Secara historis, Indonesia telah lama menjadi importir bersih (net importir) minyak, baik minyak mentah maupun BBM, yakni sejak 2003. Di sisi lain ekspor masih berjalan, namun porsinya jauh lebih kecil dibandingkan impor.

Pada 2021, Indonesia mengimpor minyak mentah dan hasil minyak sebesar US$21,4 miliar sementara ekspornya hanya US$4,8 miliar. Salah satu penyebab tingginya impor ini adalah konsumsi dalam negeri yang lebih besar dari produksi.

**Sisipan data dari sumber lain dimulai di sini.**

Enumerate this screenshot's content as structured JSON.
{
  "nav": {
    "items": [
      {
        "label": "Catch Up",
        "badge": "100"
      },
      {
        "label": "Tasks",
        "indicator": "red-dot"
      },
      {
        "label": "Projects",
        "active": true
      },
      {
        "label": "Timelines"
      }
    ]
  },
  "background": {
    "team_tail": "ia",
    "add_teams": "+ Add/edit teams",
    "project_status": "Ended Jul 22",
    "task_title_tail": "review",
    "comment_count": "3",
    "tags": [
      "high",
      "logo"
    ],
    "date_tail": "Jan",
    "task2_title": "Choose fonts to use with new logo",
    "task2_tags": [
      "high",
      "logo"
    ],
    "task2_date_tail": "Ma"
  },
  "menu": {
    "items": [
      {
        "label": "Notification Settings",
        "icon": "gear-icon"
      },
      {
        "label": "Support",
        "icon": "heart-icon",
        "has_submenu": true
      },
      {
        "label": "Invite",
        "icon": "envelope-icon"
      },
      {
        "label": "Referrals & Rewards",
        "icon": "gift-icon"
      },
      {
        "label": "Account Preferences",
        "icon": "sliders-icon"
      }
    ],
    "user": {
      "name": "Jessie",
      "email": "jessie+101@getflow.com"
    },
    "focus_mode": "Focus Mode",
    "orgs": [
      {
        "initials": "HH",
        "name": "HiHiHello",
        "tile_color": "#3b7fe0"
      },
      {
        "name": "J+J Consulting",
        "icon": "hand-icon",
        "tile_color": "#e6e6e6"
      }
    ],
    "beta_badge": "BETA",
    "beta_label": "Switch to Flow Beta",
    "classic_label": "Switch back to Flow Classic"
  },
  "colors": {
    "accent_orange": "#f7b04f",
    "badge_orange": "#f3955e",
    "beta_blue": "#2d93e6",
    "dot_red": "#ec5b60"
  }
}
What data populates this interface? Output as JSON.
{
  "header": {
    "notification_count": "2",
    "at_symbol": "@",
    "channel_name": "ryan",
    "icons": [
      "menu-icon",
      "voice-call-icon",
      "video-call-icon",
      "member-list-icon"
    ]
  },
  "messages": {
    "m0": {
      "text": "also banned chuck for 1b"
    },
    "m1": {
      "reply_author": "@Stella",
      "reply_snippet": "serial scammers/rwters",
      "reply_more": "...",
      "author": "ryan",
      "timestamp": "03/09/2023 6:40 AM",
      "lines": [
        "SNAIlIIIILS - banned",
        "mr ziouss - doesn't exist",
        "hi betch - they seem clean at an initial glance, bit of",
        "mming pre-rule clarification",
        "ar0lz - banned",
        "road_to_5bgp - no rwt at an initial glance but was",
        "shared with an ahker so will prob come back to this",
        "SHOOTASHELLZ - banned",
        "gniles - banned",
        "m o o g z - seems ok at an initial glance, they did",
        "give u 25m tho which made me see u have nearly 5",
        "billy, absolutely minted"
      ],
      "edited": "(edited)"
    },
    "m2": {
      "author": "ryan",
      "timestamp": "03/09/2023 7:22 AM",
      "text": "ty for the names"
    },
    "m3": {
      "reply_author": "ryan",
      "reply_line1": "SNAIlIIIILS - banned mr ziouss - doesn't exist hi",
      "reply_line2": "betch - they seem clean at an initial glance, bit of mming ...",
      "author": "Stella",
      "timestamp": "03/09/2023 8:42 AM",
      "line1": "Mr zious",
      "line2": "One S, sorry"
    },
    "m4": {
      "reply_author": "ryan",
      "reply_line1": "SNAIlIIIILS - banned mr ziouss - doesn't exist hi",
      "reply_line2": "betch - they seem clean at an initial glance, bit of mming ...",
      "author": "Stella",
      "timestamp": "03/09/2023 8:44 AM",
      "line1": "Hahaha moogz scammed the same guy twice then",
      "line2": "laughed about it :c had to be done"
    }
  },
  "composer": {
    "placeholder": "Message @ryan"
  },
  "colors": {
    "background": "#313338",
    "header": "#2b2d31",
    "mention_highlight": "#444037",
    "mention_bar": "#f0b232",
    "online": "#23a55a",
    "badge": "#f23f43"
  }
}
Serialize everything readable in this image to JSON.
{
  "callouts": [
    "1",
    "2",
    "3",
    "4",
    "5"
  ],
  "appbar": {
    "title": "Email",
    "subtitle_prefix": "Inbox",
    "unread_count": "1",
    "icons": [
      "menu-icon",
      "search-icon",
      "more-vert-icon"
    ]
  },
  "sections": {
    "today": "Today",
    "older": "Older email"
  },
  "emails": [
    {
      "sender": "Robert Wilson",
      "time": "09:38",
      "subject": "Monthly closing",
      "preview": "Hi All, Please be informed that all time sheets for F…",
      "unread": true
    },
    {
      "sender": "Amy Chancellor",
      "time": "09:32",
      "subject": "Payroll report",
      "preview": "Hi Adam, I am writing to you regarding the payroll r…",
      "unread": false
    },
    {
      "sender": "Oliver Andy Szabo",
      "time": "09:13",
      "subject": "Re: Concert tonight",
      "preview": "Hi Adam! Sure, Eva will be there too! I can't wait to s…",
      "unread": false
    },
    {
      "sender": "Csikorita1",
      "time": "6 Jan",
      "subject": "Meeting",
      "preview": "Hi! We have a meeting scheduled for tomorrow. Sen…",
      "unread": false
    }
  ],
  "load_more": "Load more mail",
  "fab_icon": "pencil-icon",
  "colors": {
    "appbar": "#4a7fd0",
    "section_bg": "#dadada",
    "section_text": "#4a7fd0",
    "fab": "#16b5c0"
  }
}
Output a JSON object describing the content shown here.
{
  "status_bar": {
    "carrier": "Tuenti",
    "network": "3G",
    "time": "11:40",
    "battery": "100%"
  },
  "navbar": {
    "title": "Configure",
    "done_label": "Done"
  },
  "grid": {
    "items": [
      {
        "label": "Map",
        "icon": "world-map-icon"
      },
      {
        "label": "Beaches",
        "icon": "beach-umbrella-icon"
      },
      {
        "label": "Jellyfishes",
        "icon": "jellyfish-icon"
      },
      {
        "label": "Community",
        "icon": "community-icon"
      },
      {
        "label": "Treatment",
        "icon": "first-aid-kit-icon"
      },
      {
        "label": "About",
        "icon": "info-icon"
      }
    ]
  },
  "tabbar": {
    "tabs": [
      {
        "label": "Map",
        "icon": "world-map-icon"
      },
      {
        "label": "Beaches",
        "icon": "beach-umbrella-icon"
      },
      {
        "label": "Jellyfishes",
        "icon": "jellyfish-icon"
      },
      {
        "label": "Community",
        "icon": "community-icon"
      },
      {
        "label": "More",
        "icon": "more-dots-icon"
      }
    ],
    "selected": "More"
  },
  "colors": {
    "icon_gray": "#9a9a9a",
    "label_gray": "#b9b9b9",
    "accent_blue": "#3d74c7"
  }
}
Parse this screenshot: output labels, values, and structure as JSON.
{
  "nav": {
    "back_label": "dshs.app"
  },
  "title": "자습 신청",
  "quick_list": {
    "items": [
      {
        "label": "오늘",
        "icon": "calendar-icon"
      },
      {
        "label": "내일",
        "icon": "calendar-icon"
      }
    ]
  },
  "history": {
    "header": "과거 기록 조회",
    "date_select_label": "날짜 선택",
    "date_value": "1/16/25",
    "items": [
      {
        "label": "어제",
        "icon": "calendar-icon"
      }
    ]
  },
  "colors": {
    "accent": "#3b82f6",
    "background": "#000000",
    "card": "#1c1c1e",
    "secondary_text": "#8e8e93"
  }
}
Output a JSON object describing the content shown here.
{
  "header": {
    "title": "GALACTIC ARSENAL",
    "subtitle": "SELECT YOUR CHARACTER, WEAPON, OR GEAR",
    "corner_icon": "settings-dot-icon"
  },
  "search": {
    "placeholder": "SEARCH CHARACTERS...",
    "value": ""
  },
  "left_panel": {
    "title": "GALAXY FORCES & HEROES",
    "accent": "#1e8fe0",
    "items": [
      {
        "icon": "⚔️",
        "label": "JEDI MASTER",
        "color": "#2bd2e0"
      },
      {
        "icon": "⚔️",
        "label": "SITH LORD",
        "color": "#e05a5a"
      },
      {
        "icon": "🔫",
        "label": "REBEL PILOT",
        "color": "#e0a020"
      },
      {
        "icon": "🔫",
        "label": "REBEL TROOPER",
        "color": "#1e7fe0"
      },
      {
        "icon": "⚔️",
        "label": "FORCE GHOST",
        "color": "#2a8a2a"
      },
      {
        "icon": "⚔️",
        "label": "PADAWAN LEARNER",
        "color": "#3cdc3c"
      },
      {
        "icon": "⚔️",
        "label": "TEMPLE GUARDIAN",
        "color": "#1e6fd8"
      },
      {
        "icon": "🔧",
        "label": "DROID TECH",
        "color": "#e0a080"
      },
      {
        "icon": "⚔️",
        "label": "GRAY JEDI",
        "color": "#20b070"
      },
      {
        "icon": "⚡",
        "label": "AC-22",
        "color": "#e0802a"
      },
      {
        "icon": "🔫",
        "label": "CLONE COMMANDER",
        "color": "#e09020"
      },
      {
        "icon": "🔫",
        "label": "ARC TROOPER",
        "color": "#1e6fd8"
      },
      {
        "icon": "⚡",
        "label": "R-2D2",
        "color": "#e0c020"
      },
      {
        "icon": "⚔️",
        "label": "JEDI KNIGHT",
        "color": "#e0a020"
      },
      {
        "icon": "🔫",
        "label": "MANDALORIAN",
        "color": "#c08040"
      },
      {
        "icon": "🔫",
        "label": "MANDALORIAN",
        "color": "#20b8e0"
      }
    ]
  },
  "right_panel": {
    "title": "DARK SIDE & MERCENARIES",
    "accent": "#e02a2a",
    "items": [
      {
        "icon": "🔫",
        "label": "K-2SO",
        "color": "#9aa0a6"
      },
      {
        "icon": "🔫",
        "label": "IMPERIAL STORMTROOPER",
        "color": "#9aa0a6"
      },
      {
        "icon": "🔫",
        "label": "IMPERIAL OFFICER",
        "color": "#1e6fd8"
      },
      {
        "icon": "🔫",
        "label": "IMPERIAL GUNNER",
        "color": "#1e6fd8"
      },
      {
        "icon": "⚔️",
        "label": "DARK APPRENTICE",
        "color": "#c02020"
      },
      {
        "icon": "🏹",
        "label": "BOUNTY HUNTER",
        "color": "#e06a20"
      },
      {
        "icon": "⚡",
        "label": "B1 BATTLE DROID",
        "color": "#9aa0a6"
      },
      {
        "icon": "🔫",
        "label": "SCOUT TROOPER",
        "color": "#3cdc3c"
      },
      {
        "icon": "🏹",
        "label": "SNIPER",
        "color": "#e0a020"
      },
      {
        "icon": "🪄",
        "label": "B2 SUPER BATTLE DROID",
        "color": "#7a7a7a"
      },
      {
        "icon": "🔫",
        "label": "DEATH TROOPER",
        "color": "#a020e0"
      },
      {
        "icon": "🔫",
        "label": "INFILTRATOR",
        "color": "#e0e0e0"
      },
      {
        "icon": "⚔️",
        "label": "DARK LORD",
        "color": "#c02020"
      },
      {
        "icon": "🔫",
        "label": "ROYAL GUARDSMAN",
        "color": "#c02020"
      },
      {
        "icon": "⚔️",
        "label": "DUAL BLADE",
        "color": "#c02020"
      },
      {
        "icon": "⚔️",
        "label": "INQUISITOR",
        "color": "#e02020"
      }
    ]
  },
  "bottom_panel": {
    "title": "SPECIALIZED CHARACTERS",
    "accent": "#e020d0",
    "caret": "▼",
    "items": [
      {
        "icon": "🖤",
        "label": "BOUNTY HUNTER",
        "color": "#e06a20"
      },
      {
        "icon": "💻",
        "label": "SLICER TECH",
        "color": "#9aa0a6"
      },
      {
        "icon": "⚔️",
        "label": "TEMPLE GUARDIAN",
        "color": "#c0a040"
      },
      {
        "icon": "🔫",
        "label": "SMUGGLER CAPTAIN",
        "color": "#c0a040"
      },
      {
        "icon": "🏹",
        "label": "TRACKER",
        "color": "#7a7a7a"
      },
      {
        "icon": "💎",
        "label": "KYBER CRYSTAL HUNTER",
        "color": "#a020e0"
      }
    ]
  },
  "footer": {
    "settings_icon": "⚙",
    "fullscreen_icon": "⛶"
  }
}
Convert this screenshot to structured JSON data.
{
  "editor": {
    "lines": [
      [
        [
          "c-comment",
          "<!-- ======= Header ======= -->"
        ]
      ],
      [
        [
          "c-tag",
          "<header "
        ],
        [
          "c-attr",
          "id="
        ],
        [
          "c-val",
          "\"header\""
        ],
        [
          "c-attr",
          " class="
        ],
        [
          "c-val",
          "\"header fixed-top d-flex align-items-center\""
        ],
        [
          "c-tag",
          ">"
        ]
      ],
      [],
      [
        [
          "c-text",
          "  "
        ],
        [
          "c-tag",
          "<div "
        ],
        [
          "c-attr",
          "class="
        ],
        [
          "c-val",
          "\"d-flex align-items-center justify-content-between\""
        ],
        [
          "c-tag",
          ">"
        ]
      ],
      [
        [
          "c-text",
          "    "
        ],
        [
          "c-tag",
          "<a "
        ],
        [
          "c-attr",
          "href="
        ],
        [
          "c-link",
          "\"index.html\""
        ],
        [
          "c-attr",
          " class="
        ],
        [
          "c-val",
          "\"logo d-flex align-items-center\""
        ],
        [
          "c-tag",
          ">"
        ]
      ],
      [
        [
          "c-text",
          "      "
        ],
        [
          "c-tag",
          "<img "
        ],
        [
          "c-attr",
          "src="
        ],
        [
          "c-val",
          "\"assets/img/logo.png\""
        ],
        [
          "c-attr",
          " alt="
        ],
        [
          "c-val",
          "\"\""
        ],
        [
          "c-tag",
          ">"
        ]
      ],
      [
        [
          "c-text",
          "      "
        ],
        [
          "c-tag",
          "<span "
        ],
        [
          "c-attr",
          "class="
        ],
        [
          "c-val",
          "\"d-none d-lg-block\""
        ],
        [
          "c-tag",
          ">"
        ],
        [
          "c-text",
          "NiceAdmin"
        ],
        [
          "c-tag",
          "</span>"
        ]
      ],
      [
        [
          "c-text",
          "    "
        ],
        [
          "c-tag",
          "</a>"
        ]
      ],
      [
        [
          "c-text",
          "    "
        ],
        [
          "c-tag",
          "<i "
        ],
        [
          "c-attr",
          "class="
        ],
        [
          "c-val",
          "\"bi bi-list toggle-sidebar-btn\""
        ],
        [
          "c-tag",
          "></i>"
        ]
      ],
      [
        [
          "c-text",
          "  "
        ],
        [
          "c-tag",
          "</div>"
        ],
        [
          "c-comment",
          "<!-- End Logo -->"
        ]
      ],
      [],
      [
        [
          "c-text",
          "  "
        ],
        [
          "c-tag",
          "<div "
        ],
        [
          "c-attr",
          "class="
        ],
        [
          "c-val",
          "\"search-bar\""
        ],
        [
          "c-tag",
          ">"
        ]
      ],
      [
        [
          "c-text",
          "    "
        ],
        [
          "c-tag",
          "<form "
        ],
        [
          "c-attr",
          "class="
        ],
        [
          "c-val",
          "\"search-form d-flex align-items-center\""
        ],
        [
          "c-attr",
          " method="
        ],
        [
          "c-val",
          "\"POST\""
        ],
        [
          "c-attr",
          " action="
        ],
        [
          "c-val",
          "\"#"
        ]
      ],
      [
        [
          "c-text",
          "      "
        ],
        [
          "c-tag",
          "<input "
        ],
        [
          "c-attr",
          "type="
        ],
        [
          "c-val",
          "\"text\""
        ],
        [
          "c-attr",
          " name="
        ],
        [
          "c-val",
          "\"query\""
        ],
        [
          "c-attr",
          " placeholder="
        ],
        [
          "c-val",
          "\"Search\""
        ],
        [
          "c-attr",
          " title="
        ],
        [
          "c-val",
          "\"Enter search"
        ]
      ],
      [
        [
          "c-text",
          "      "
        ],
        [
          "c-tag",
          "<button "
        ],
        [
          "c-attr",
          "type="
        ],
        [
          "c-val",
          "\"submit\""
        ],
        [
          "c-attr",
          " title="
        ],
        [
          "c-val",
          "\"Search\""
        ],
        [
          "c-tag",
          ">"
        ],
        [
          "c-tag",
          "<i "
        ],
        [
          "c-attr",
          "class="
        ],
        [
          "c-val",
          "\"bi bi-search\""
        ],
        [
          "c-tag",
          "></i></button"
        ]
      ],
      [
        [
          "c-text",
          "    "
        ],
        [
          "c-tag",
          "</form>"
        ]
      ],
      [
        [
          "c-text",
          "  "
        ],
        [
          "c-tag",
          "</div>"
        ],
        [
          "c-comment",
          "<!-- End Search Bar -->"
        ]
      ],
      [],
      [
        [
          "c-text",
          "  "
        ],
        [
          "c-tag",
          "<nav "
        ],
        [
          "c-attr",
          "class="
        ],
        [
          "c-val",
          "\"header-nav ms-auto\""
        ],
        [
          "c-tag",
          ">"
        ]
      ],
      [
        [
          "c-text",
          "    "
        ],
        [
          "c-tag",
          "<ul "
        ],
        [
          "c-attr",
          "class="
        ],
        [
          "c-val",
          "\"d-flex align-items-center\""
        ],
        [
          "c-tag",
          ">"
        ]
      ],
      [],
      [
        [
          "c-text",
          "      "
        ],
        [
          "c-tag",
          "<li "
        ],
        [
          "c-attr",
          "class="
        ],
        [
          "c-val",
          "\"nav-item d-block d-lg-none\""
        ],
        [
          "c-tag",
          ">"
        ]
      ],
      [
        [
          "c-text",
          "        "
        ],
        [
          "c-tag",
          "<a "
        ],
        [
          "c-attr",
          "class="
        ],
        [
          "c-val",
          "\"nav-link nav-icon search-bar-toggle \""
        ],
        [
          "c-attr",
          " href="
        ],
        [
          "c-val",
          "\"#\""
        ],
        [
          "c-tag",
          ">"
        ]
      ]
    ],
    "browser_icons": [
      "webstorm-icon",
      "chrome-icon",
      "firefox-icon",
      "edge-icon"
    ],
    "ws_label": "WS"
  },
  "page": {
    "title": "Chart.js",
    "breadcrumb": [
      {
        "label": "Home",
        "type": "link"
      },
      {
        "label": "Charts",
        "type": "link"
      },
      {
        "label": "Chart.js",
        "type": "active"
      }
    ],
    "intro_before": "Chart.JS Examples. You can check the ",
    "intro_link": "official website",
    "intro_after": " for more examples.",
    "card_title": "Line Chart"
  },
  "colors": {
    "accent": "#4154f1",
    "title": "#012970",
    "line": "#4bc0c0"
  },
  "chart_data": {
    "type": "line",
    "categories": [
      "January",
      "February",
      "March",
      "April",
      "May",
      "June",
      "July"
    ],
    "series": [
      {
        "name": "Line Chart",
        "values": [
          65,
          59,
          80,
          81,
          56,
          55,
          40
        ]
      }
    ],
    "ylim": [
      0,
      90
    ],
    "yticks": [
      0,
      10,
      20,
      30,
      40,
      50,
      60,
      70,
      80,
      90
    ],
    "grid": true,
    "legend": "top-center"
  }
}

Data BP Statistical Review of World Energy menunjukkan, produksi minyak Indonesia diproyeksikan hanya 644 ribu barel per hari (bph). Capaian tersebut turun drastis dibandingkan pada 2012 yang masih mencapai 917 ribu bph. Sedangkan konsumsi tahun ini diproyeksikan mencapai 1,77 juta bph, meningkat dari 1,63 juta bph pada 2012.

Indonesia pun tidak hanya mengimpor BBM jadi, tetapi juga minyak mentah. Neraca energi Indonesia 2022 menunjukkan Indonesia memproduksi 223,5 juta barel minyak mentah dan mengimpor 104,7 juta barel.

Menurut data BPS, Nigeria merupakan asal impor minyak terbesar Indonesia pada 2022 dengan 5,68 juta ton atau US$ 4,19 miliar. Setelah itu Arab Saudi dengan 4,19 juta ton atau US$ 3,13 miliar, Azerbaijan: 1,09 juta ton atau US$ 839,91 juta, Angola 1,08 juta ton atau US$ 837,64 juta, dan Australia 689,05 ribu ton atau US$ 569,76 juta.